We should also make sure we handled all our requirements:
- The most updated version of the label should be accessible from the real-time flow — ✅ It’s produced by the label maker.
- The specific point-in-time-version of the label should be accessible for offline usages — ✅ The offline consumer has all of the data over time saved.
Since we are an analytics-driven company, we add insights to our data all the time (in the form of tags, like the “false-negative” tag from example 2). We don’t always know from the beginning how a tag will affect the “positive” and “negative” labels and which ones will be affected. Therefore, with event-driven architecture, we are able to apply a positive/negative label to tags retroactively.
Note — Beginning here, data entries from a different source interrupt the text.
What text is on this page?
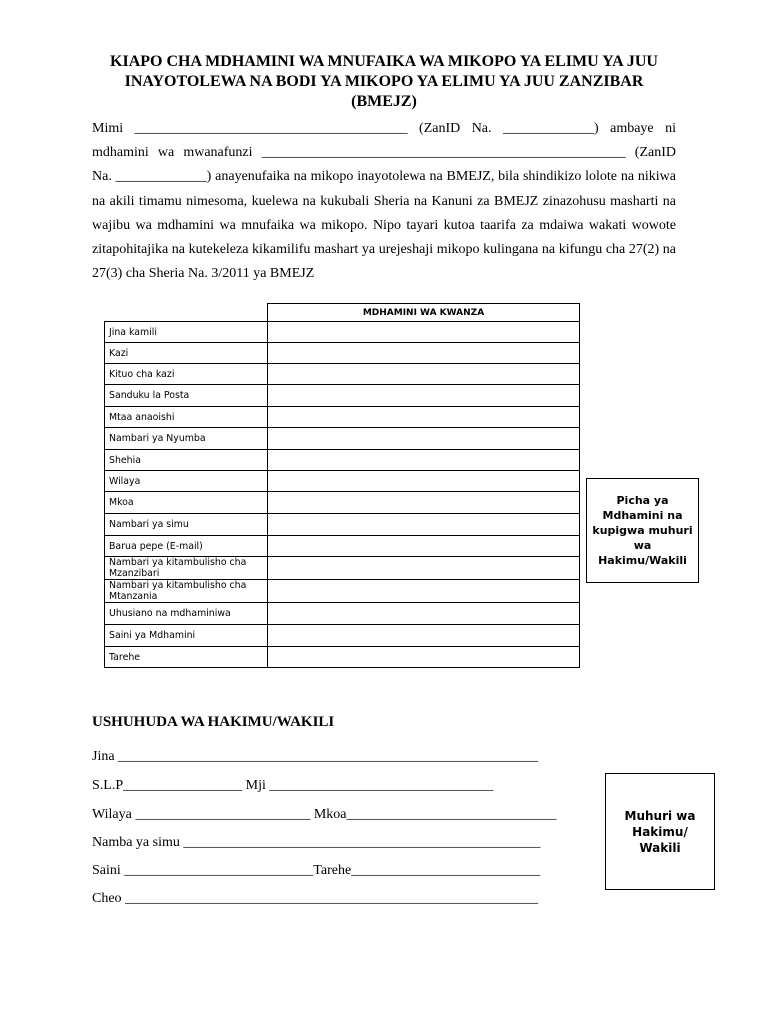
KIAPO CHA MDHAMINI WA MNUFAIKA WA MIKOPO YA ELIMU YA JUU
INAYOTOLEWA NA BODI YA MIKOPO YA ELIMU YA JUU ZANZIBAR
(BMEJZ)

Mimi _______________________________________ (ZanID Na. _____________) ambaye ni mdhamini wa mwanafunzi ____________________________________________________ (ZanID Na. _____________) anayenufaika na mikopo inayotolewa na BMEJZ, bila shindikizo lolote na nikiwa na akili timamu nimesoma, kuelewa na kukubali Sheria na Kanuni za BMEJZ zinazohusu masharti na wajibu wa mdhamini wa mnufaika wa mikopo. Nipo tayari kutoa taarifa za mdaiwa wakati wowote zitapohitajika na kutekeleza kikamilifu mashart ya urejeshaji mikopo kulingana na kifungu cha 27(2) na 27(3) cha Sheria Na. 3/2011 ya BMEJZ

	MDHAMINI WA KWANZA
Jina kamili	
Kazi	
Kituo cha kazi	
Sanduku la Posta	
Mtaa anaoishi	
Nambari ya Nyumba	
Shehia	
Wilaya	
Mkoa	
Nambari ya simu	
Barua pepe (E-mail)	
Nambari ya kitambulisho cha Mzanzibari	
Nambari ya kitambulisho cha Mtanzania	
Uhusiano na mdhaminiwa	
Saini ya Mdhamini	
Tarehe	
Picha ya Mdhamini na kupigwa muhuri wa Hakimu/Wakili
USHUHUDA WA HAKIMU/WAKILI
Jina ____________________________________________________________
S.L.P_________________ Mji ________________________________
Wilaya _________________________ Mkoa______________________________
Namba ya simu ___________________________________________________
Saini ___________________________Tarehe___________________________
Cheo ___________________________________________________________
Muhuri wa Hakimu/ Wakili
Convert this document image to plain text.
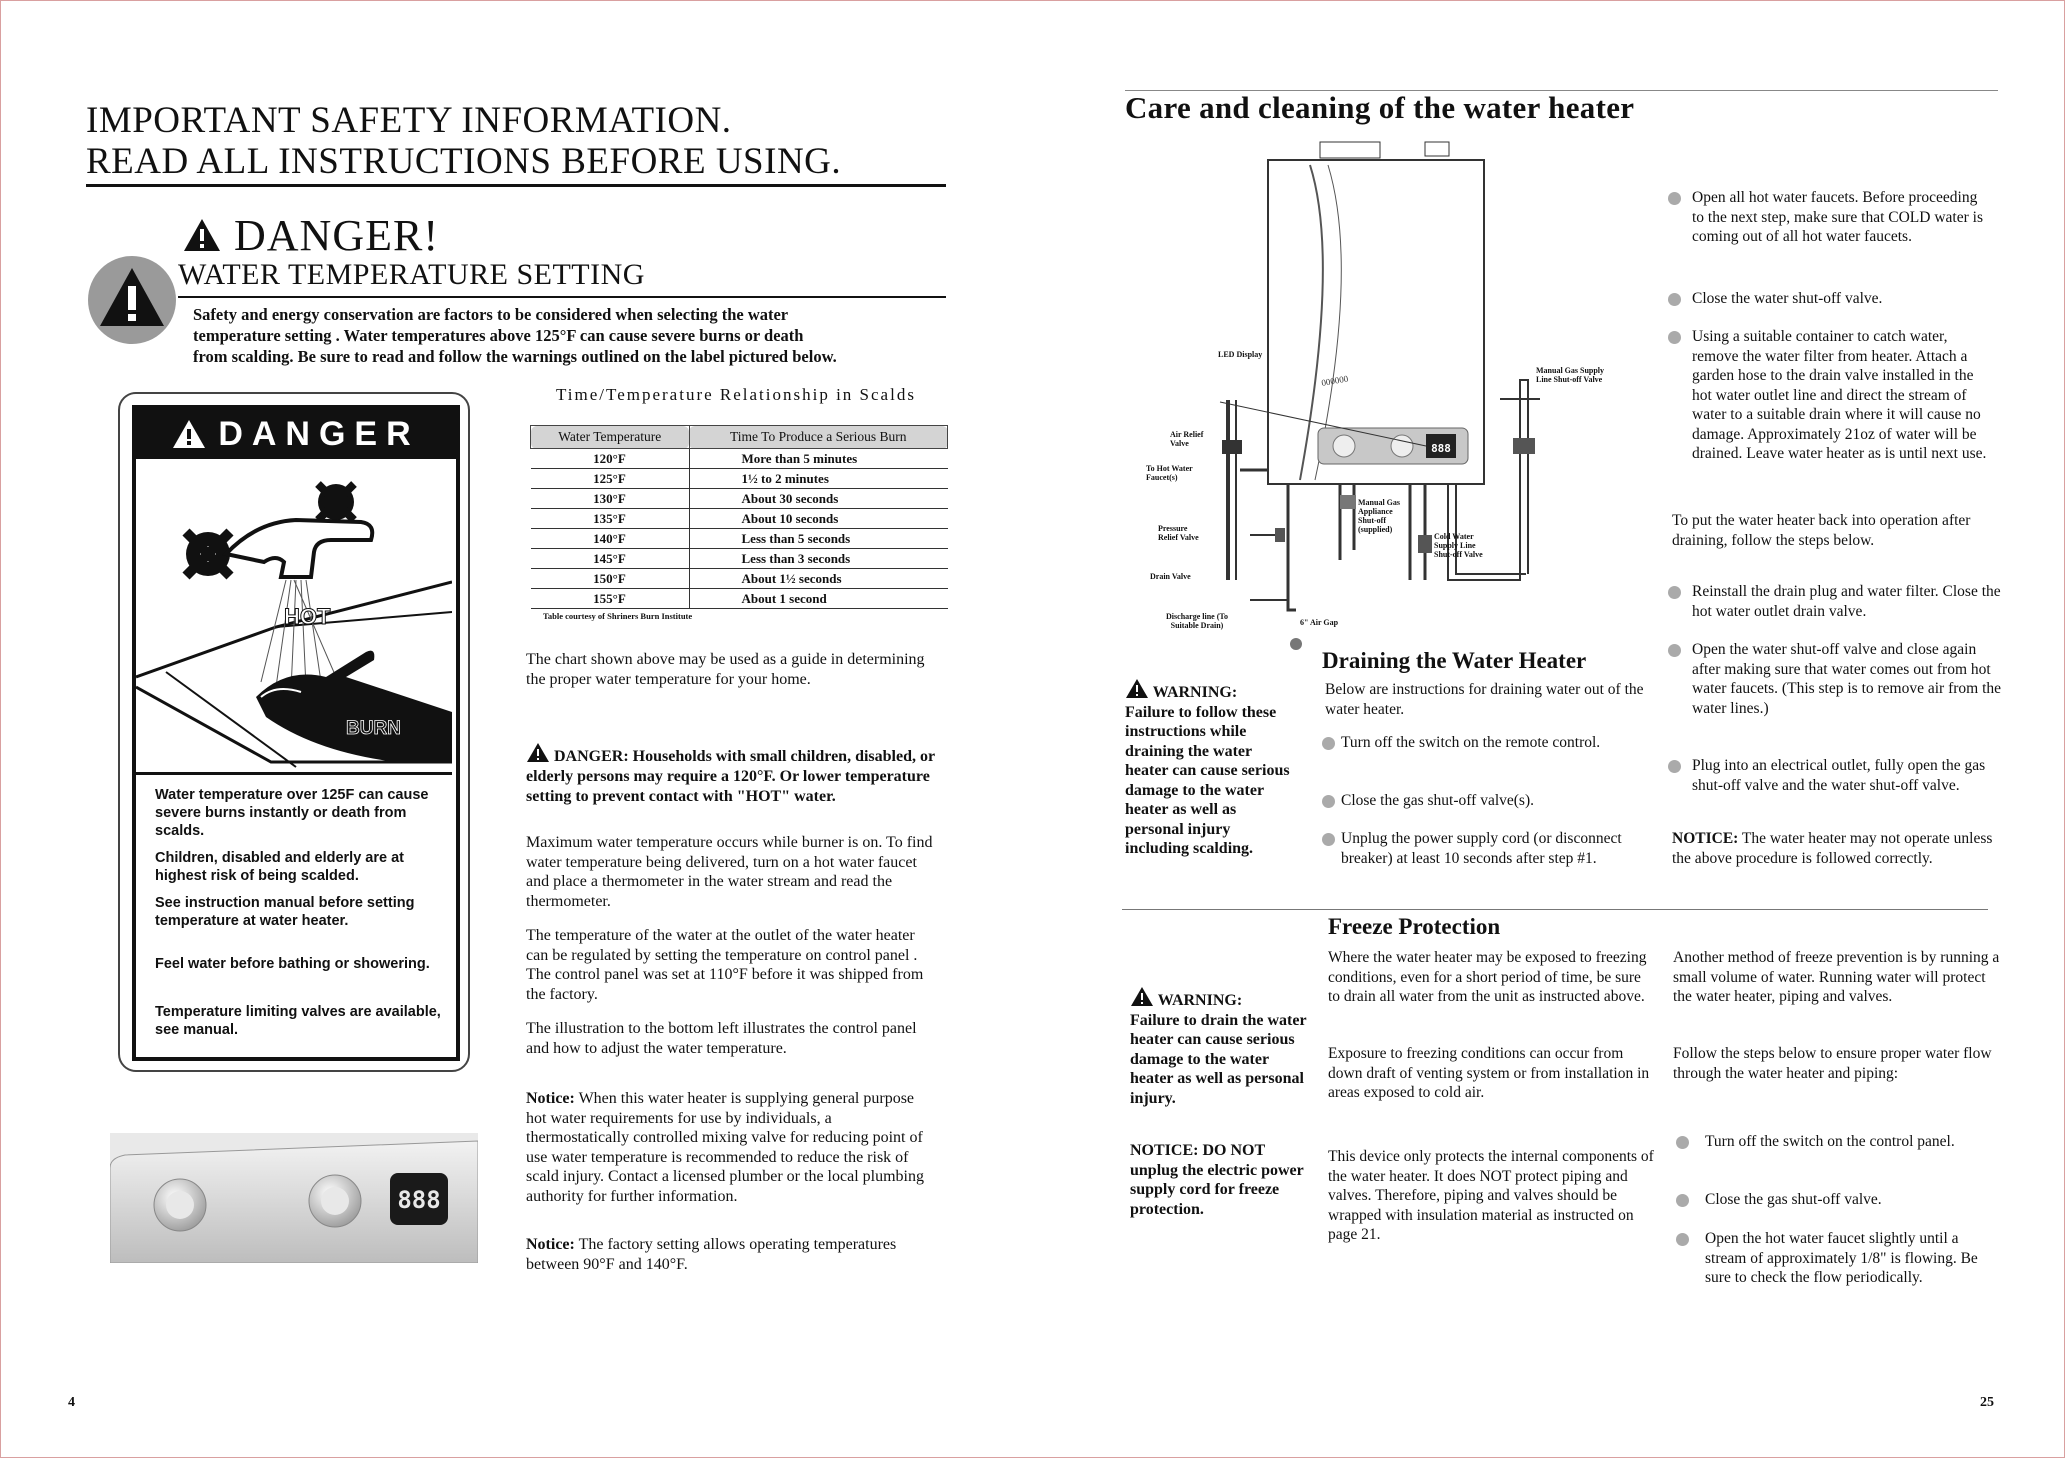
IMPORTANT SAFETY INFORMATION.
READ ALL INSTRUCTIONS BEFORE USING.
DANGER!
WATER TEMPERATURE SETTING
Safety and energy conservation are factors to be considered when selecting the water
temperature setting . Water temperatures above 125°F can cause severe burns or death
from scalding. Be sure to read and follow the warnings outlined on the label pictured below.
DANGER
HOT
BURN
Water temperature over 125F can cause severe burns instantly or death from scalds.
Children, disabled and elderly are at highest risk of being scalded.
See instruction manual before setting temperature at water heater.
Feel water before bathing or showering.
Temperature limiting valves are available, see manual.
Time/Temperature Relationship in Scalds
Water Temperature	Time To Produce a Serious Burn
120°F	More than 5 minutes
125°F	1½ to 2 minutes
130°F	About 30 seconds
135°F	About 10 seconds
140°F	Less than 5 seconds
145°F	Less than 3 seconds
150°F	About 1½ seconds
155°F	About 1 second
Table courtesy of Shriners Burn Institute
The chart shown above may be used as a guide in determining the proper water temperature for your home.
DANGER: Households with small children, disabled, or elderly persons may require a 120°F. Or lower temperature setting to prevent contact with "HOT" water.
Maximum water temperature occurs while burner is on. To find water temperature being delivered, turn on a hot water faucet and place a thermometer in the water stream and read the thermometer.
The temperature of the water at the outlet of the water heater can be regulated by setting the temperature on control panel . The control panel was set at 110°F before it was shipped from the factory.
The illustration to the bottom left illustrates the control panel and how to adjust the water temperature.
Notice: When this water heater is supplying general purpose hot water requirements for use by individuals, a thermostatically controlled mixing valve for reducing point of use water temperature is recommended to reduce the risk of scald injury. Contact a licensed plumber or the local plumbing authority for further information.
Notice: The factory setting allows operating temperatures between 90°F and 140°F.
888
4
Care and cleaning of the water heater
000000
888
LED Display
Manual Gas Supply Line Shut-off Valve
Air Relief Valve
To Hot Water Faucet(s)
Pressure Relief Valve
Drain Valve
Discharge line (To Suitable Drain)	6" Air Gap
Manual Gas Appliance Shut-off (supplied)
Cold Water Supply Line Shut-off Valve
Open all hot water faucets. Before proceeding to the next step, make sure that COLD water is coming out of all hot water faucets.
Close the water shut-off valve.
Using a suitable container to catch water, remove the water filter from heater. Attach a garden hose to the drain valve installed in the hot water outlet line and direct the stream of water to a suitable drain where it will cause no damage. Approximately 21oz of water will be drained. Leave water heater as is until next use.
To put the water heater back into operation after draining, follow the steps below.
Reinstall the drain plug and water filter. Close the hot water outlet drain valve.
Open the water shut-off valve and close again after making sure that water comes out from hot water faucets. (This step is to remove air from the water lines.)
Plug into an electrical outlet, fully open the gas shut-off valve and the water shut-off valve.
NOTICE: The water heater may not operate unless the above procedure is followed correctly.
Draining the Water Heater
Below are instructions for draining water out of the water heater.
Turn off the switch on the remote control.
Close the gas shut-off valve(s).
Unplug the power supply cord (or disconnect breaker) at least 10 seconds after step #1.
WARNING:
Failure to follow these instructions while draining the water heater can cause serious damage to the water heater as well as personal injury including scalding.
Freeze Protection
Where the water heater may be exposed to freezing conditions, even for a short period of time, be sure to drain all water from the unit as instructed above.
Exposure to freezing conditions can occur from down draft of venting system or from installation in areas exposed to cold air.
This device only protects the internal components of the water heater. It does NOT protect piping and valves. Therefore, piping and valves should be wrapped with insulation material as instructed on page 21.
Another method of freeze prevention is by running a small volume of water. Running water will protect the water heater, piping and valves.
Follow the steps below to ensure proper water flow through the water heater and piping:
Turn off the switch on the control panel.
Close the gas shut-off valve.
Open the hot water faucet slightly until a stream of approximately 1/8" is flowing. Be sure to check the flow periodically.
WARNING:
Failure to drain the water heater can cause serious damage to the water heater as well as personal injury.
NOTICE: DO NOT unplug the electric power supply cord for freeze protection.
25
This way, our data scientists can “play around” with the data and create any materialized view they want — creating the labels they need and maybe even new labels that are constructed in a completely different way.
In this blog post I’ve described the process we went through, starting with our data scientists requesting access to labels from different points in time to our event-driven solution. As I mentioned before, this is not the only way to solve this problem, but since we’re already in the process of moving to event-driven architecture for other reasons the approach we chose served us well.
And if you need another reason why event-driven design is so effective, here is a fun fact for you: once we obtained that centralized topic we mentioned, we received a request from another team to use it in other system domains, and we did it easily. What’s great about event-driven design is that we can add more and more consumers — and they won’t affect each other! Another win for event-driven design!